Your summation notation use is not correct which lead to confusion, $$\frac{1}n\cdot n\left(\frac{1}{\sqrt{2n-1^2}}+\frac{1}{\sqrt{4n-2^2}}+\frac{1}{\sqrt{6n-3^2}}+...+\frac{1}{\sqrt{2n^2-n^2}}\right)=\frac{1}n\sum_{i=1}^{n}\frac{1}{\sqrt{\frac{2i}{n}-\frac{i^2}{n^2}}}$$

see $i$ varies but $n$ is constant.

Your mistake,

$$\frac{1}{\sqrt{2n-1^2}}+\frac{1}{\sqrt{4n-2^2}}+\frac{1}{\sqrt{6n-3^2}}+...+\frac{1}{\sqrt{2n^2-n^2}}\ne{1+\frac{1}{2}+\frac{1}{3}+\frac{1}{4}+\frac{1}{5}}+...\frac{1}{n}$$

Because, you cannot put the value of $n$ in $n$th term and up add to get the of the series.
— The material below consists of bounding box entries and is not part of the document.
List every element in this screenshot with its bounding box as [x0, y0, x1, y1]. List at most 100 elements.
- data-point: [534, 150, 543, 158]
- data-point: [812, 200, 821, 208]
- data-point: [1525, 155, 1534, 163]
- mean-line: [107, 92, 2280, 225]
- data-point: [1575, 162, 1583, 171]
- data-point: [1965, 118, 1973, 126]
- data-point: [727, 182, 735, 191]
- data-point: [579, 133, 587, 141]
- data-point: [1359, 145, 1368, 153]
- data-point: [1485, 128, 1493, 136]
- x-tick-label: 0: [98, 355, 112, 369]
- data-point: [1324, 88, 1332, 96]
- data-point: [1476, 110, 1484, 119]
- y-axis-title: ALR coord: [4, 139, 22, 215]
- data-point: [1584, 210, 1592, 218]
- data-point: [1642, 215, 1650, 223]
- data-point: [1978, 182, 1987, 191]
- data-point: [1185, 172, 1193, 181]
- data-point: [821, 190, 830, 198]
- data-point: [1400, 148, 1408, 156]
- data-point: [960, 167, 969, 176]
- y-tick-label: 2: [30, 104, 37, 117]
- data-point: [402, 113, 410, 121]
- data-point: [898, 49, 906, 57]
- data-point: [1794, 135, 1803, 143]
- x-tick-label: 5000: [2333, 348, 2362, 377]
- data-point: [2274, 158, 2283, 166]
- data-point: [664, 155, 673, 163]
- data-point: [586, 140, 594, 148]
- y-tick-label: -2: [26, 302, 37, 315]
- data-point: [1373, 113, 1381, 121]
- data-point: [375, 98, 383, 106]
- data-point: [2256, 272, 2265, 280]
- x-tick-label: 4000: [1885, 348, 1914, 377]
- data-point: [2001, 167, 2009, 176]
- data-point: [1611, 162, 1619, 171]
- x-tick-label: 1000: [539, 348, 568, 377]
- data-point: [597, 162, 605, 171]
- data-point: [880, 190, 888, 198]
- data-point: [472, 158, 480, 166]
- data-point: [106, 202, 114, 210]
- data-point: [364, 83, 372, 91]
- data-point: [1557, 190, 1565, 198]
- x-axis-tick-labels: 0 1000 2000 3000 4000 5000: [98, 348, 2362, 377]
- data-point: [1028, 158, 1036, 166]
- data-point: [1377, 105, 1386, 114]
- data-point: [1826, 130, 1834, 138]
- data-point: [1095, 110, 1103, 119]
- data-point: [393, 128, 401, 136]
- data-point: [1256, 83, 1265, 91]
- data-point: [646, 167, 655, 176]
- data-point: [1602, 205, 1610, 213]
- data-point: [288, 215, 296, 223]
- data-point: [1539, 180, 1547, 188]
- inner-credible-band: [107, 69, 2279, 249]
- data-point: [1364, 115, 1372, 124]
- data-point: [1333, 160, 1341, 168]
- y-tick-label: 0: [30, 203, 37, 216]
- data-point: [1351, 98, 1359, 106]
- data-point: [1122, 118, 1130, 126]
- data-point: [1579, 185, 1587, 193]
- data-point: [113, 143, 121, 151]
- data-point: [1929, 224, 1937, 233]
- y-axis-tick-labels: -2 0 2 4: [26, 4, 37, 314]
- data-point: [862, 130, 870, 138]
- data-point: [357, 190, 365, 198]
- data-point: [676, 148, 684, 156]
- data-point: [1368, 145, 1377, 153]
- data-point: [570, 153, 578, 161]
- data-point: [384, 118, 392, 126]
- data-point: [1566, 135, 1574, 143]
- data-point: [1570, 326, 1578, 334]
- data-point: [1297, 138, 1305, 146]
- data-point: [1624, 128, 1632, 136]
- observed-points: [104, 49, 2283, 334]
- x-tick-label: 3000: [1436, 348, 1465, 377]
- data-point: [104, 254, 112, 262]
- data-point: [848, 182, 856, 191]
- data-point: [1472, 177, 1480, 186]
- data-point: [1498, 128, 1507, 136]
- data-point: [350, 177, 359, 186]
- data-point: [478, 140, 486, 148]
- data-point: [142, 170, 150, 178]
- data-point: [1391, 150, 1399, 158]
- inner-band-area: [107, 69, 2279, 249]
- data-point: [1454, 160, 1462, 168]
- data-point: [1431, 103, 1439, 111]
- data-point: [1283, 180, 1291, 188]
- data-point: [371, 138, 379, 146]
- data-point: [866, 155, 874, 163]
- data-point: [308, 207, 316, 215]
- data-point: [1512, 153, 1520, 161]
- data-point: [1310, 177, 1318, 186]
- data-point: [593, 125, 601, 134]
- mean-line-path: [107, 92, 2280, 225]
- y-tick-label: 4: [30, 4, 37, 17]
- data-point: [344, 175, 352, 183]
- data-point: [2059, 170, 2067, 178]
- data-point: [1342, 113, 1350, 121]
For example, $$\frac{1}{n}(1+2+3+\ldots+n)=\frac{1}n+\frac{2}n+\frac{3}n+\frac{4}n+\ldots+\frac{n}n\ne1+1+1+\ldots n \text{ times}=n$$

Answer 2

As noticed each finite sum has exactly $n$ terms that is:

• $S_1=\frac{1}{\sqrt{2\cdot 1-1^2}}=1$
• $S_2=\frac{1}{\sqrt{2\cdot 2-1^2}}+\frac{1}{\sqrt{4\cdot 2-2^2}}=\frac{1}{\sqrt{3}}+\frac{1}{\sqrt{4}}$
• $S_3=\frac{1}{\sqrt{2\cdot 3-1^2}}+\frac{1}{\sqrt{4\cdot 3-2^2}}+\frac{1}{\sqrt{6\cdot 3-3^2}}=\frac{1}{\sqrt{5}}+\frac{1}{\sqrt{8}}+\frac{1}{\sqrt{9}}$
• $S_4=\frac{1}{\sqrt{2\cdot 4-1^2}}+\frac{1}{\sqrt{4\cdot 4-2^2}}+\frac{1}{\sqrt{6\cdot 4-3^2}}+\frac{1}{\sqrt{8\cdot 4-4^2}}=\frac{1}{\sqrt{7}}+\frac{1}{\sqrt{12}}+\frac{1}{\sqrt{15}}+\frac{1}{\sqrt{16}}$
• $S_5=\frac{1}{\sqrt{2\cdot 5-1^2}}+\frac{1}{\sqrt{4\cdot 5-2^2}}+\frac{1}{\sqrt{6\cdot 5-3^2}}+\frac{1}{\sqrt{8\cdot 5-4^2}}+\frac{1}{\sqrt{10\cdot 5-5^2}}=\frac{1}{\sqrt{9}}+\frac{1}{\sqrt{16}}+\frac{1}{\sqrt{21}}+\frac{1}{\sqrt{24}}+\frac{1}{\sqrt{25}}$
• $\ldots$

which is a completely different pattern with respect to the harmonic series.